In this exhibition, works by Lubna Chowdary also shine. Within her practice, she plays with various materials, categories, textures, and techniques - from architecture to paintings, craft to sculpture - to create works that defy classification. In CERTAIN TIMES LXVII (2022), various shapes and lively colours are compacted together to compose a unique art object. Geometry and fantasy mix in the singularity of a practice the artist invented on her own.  Chowdhary voices her inspirations by personally investigating her naïve and authentic creations that bring joy to viewers.

Lubna Chowdhary, CERTAIN TIMES LXVII, 2022. Ceramic, 50 x 107 x 7 cm. Image: Carolina Lorenzini.

Following the same theme, Sam Bakewell's pieces transmit a sense of playfulness. At the first encounter with his works, the challenge was establishing what medium he used. Is it a sculpture or a painting? The decision to hang his pieces on the wall seems to indicate the latter… Yet, the distinct three-dimensional qualities of the thick sculptural ‘brushstrokes’ break down the traditional flatness found in painting, forcing their way into the room.  

Indeed they are neither. Instead, the canvases seem to replicate the childhood act of applying heavy dollops of paint to a wall and letting it dry, only to peel off later to create a miniature sculpture. By contemplating Bakewell's ceramics, it was exciting to revisit forgotten memories of childhood games. Resembling clay or play-doh, it was difficult not to reach out a hand to squish the works’ surfaces. Comparable to this messy childlike action, the artist’s inventiveness emphasises the youthful nature of the creative process, letting the material speak for itself and become something unordinary.

 

Sam Bakewell, Lumb, 2022. Ceramic, 28.9 x 31.5 x 5.8 cm. Image: Carolina Lorenzini

Also found within the liminal boundaries between sculpture and painting are Baraj Matthews' works. Looking at his Untitled (2019), one enjoys his invitation to forget the parameters set by dimensionality and lets imagination travel toward unreachable places.

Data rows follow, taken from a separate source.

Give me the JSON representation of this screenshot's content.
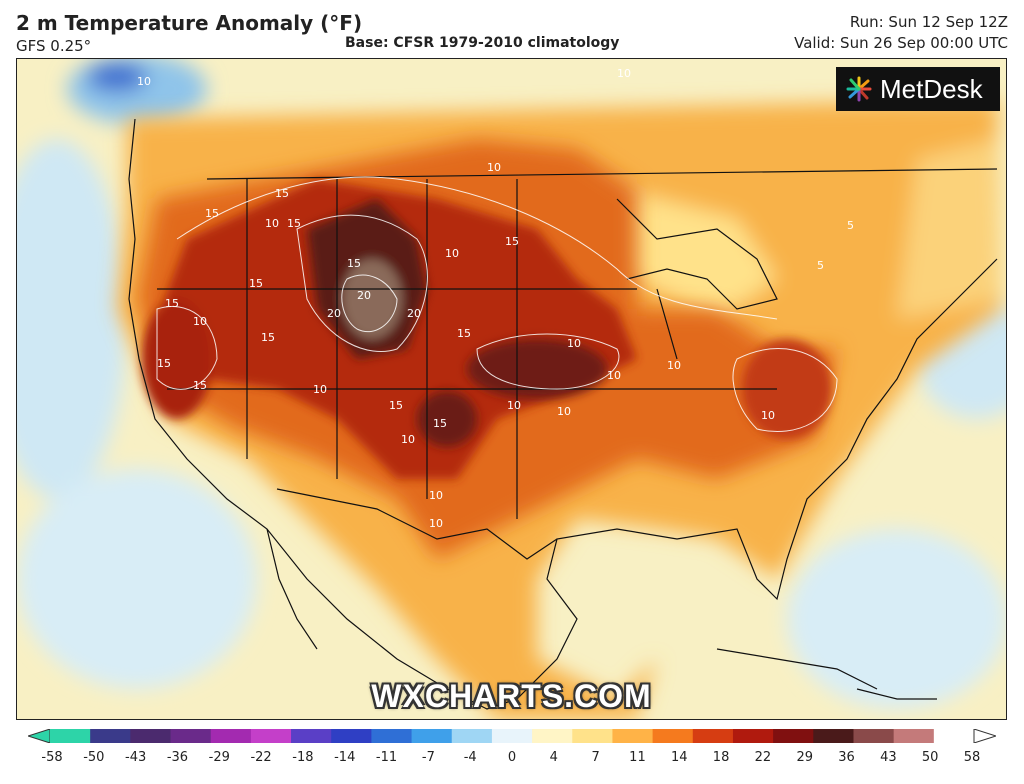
{
  "header": {
    "title": "2 m Temperature Anomaly (°F)",
    "model": "GFS 0.25°",
    "base": "Base: CFSR 1979-2010 climatology",
    "run": "Run: Sun 12 Sep 12Z",
    "valid": "Valid: Sun 26 Sep 00:00 UTC"
  },
  "logo": {
    "text": "MetDesk",
    "icon": "starburst-logo-icon"
  },
  "watermark": "WXCHARTS.COM",
  "contour_labels": [
    "10",
    "15",
    "20",
    "5"
  ],
  "colorbar": {
    "ticks": [
      "-58",
      "-50",
      "-43",
      "-36",
      "-29",
      "-22",
      "-18",
      "-14",
      "-11",
      "-7",
      "-4",
      "0",
      "4",
      "7",
      "11",
      "14",
      "18",
      "22",
      "29",
      "36",
      "43",
      "50",
      "58"
    ],
    "colors": [
      "#2dd4a8",
      "#3a3a8a",
      "#4b2a6e",
      "#6a2a8a",
      "#a32ab0",
      "#c43fc9",
      "#5a3fc6",
      "#2f3fc4",
      "#2f6fd6",
      "#3fa0ea",
      "#9fd6f4",
      "#e8f4fb",
      "#fff5c6",
      "#ffe28a",
      "#ffb347",
      "#f57a1e",
      "#d63d12",
      "#b01a0e",
      "#801010",
      "#4a1a1a",
      "#8a4a4a",
      "#c47a7a",
      "#ffffff"
    ]
  },
  "colors": {
    "ocean": "#f8f0c4",
    "cool": "#cfe8f4",
    "warm": "#f8b24a",
    "hot": "#e26a1c",
    "very_hot": "#b42a10",
    "extreme": "#5a1a12"
  }
}
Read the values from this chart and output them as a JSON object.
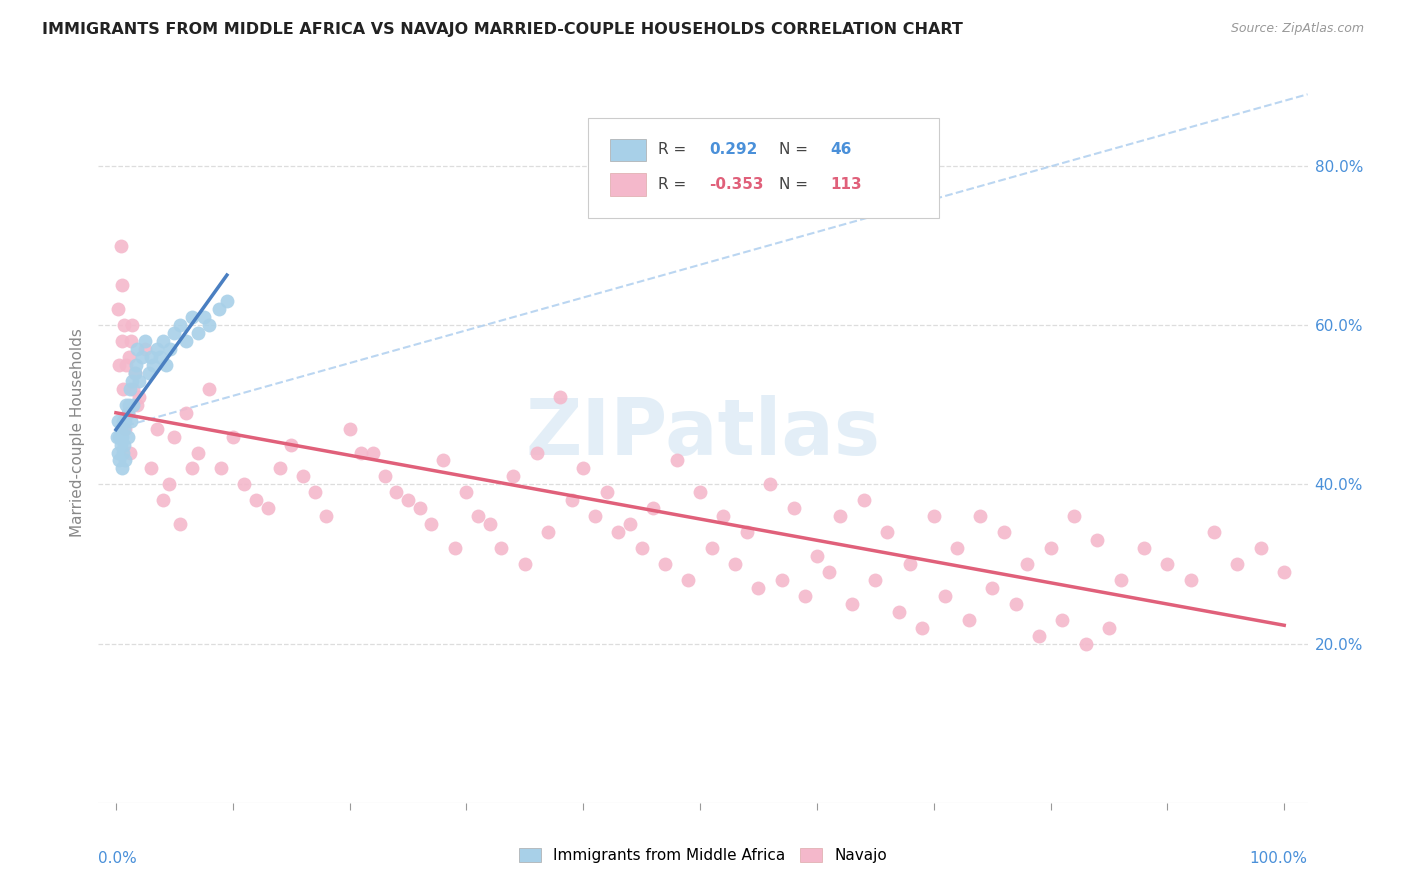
{
  "title": "IMMIGRANTS FROM MIDDLE AFRICA VS NAVAJO MARRIED-COUPLE HOUSEHOLDS CORRELATION CHART",
  "source": "Source: ZipAtlas.com",
  "ylabel": "Married-couple Households",
  "right_yticks": [
    "20.0%",
    "40.0%",
    "60.0%",
    "80.0%"
  ],
  "right_ytick_vals": [
    0.2,
    0.4,
    0.6,
    0.8
  ],
  "legend_label1": "Immigrants from Middle Africa",
  "legend_label2": "Navajo",
  "color_blue": "#a8d0e8",
  "color_pink": "#f4b8cb",
  "color_blue_line": "#4a7fc1",
  "color_pink_line": "#e0607a",
  "color_blue_text": "#4a90d9",
  "color_pink_text": "#e0607a",
  "color_dashed": "#aaccee",
  "watermark_color": "#c8dff0",
  "R1": "0.292",
  "N1": "46",
  "R2": "-0.353",
  "N2": "113",
  "xlim": [
    -0.015,
    1.02
  ],
  "ylim": [
    0.0,
    0.93
  ],
  "blue_x": [
    0.001,
    0.002,
    0.002,
    0.003,
    0.003,
    0.004,
    0.004,
    0.005,
    0.005,
    0.006,
    0.006,
    0.007,
    0.007,
    0.008,
    0.008,
    0.009,
    0.01,
    0.01,
    0.011,
    0.012,
    0.013,
    0.014,
    0.015,
    0.016,
    0.017,
    0.018,
    0.02,
    0.022,
    0.025,
    0.028,
    0.03,
    0.032,
    0.035,
    0.038,
    0.04,
    0.043,
    0.046,
    0.05,
    0.055,
    0.06,
    0.065,
    0.07,
    0.075,
    0.08,
    0.088,
    0.095
  ],
  "blue_y": [
    0.46,
    0.44,
    0.48,
    0.43,
    0.46,
    0.45,
    0.47,
    0.42,
    0.46,
    0.48,
    0.44,
    0.47,
    0.45,
    0.48,
    0.43,
    0.5,
    0.46,
    0.49,
    0.5,
    0.52,
    0.48,
    0.53,
    0.5,
    0.54,
    0.55,
    0.57,
    0.53,
    0.56,
    0.58,
    0.54,
    0.56,
    0.55,
    0.57,
    0.56,
    0.58,
    0.55,
    0.57,
    0.59,
    0.6,
    0.58,
    0.61,
    0.59,
    0.61,
    0.6,
    0.62,
    0.63
  ],
  "pink_x": [
    0.002,
    0.003,
    0.004,
    0.005,
    0.005,
    0.006,
    0.007,
    0.008,
    0.009,
    0.01,
    0.011,
    0.012,
    0.013,
    0.014,
    0.015,
    0.016,
    0.018,
    0.02,
    0.025,
    0.03,
    0.035,
    0.04,
    0.045,
    0.05,
    0.055,
    0.06,
    0.065,
    0.07,
    0.08,
    0.09,
    0.1,
    0.11,
    0.12,
    0.13,
    0.14,
    0.15,
    0.16,
    0.17,
    0.18,
    0.2,
    0.22,
    0.24,
    0.26,
    0.28,
    0.3,
    0.32,
    0.34,
    0.36,
    0.38,
    0.4,
    0.42,
    0.44,
    0.46,
    0.48,
    0.5,
    0.52,
    0.54,
    0.56,
    0.58,
    0.6,
    0.62,
    0.64,
    0.66,
    0.68,
    0.7,
    0.72,
    0.74,
    0.76,
    0.78,
    0.8,
    0.82,
    0.84,
    0.86,
    0.88,
    0.9,
    0.92,
    0.94,
    0.96,
    0.98,
    1.0,
    0.21,
    0.23,
    0.25,
    0.27,
    0.29,
    0.31,
    0.33,
    0.35,
    0.37,
    0.39,
    0.41,
    0.43,
    0.45,
    0.47,
    0.49,
    0.51,
    0.53,
    0.55,
    0.57,
    0.59,
    0.61,
    0.63,
    0.65,
    0.67,
    0.69,
    0.71,
    0.73,
    0.75,
    0.77,
    0.79,
    0.81,
    0.83,
    0.85
  ],
  "pink_y": [
    0.62,
    0.55,
    0.7,
    0.58,
    0.65,
    0.52,
    0.6,
    0.47,
    0.55,
    0.49,
    0.56,
    0.44,
    0.58,
    0.6,
    0.52,
    0.54,
    0.5,
    0.51,
    0.57,
    0.42,
    0.47,
    0.38,
    0.4,
    0.46,
    0.35,
    0.49,
    0.42,
    0.44,
    0.52,
    0.42,
    0.46,
    0.4,
    0.38,
    0.37,
    0.42,
    0.45,
    0.41,
    0.39,
    0.36,
    0.47,
    0.44,
    0.39,
    0.37,
    0.43,
    0.39,
    0.35,
    0.41,
    0.44,
    0.51,
    0.42,
    0.39,
    0.35,
    0.37,
    0.43,
    0.39,
    0.36,
    0.34,
    0.4,
    0.37,
    0.31,
    0.36,
    0.38,
    0.34,
    0.3,
    0.36,
    0.32,
    0.36,
    0.34,
    0.3,
    0.32,
    0.36,
    0.33,
    0.28,
    0.32,
    0.3,
    0.28,
    0.34,
    0.3,
    0.32,
    0.29,
    0.44,
    0.41,
    0.38,
    0.35,
    0.32,
    0.36,
    0.32,
    0.3,
    0.34,
    0.38,
    0.36,
    0.34,
    0.32,
    0.3,
    0.28,
    0.32,
    0.3,
    0.27,
    0.28,
    0.26,
    0.29,
    0.25,
    0.28,
    0.24,
    0.22,
    0.26,
    0.23,
    0.27,
    0.25,
    0.21,
    0.23,
    0.2,
    0.22
  ]
}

Tiny, dynamic lashes of paint entirely cover its metallic base to create an abstract rainbow.

Simultaneously, situated on pedestals, his Lacrimae (2020) sculptures place the immanence of human suffering in crystallised tears. The relationship between ceramics and paint generates a fusion of colours and glittered granules. Thus, Matthews gives life to a unique object of art that subverts the conventionality of these practices. Once again, the artist's power of abstraction plays with materials and turns the bare matter into a work of art. 

Baraj Matthews, Untitled sculpture, 2022. Mixed Media, 175 x 20 x 12 cm. Image: Carolina Lorenzini.

Faced with a white-cube gallery adorned with such brightly coloured works, it is easy to feel lost in an explosion of artistic practices on display. Paintings, ceramics, sculptures, and other unknown different media, pop as a group yet do not overpower one another, allowing one to notice the infinite directions artists can take following their inspirations. The sheer variety of styles and manifestations of colour seem like they would cause a struggle. But, the further one surrenders to the field of Abstract Colour, the more transparent the exhibition’s message becomes…

Each of these artists speaks the universal language of colour, but they translated it into their particular expressivity and unique artistic identity. As spectators, even if we can see the same colour, we experience it differently. We read different stories, feel other emotions, and appeal subjectively to the essence of an artwork. Going back to the conception of the creative process as a primordial act, as an instinct for artists to create, Abstract Colour is a reminder not to try to find always a meaning but to enjoy art as a means to navigate new perceptions and feelings.

Abstract Colour is on view at Marlborough Gallery, London until March 10, 2023.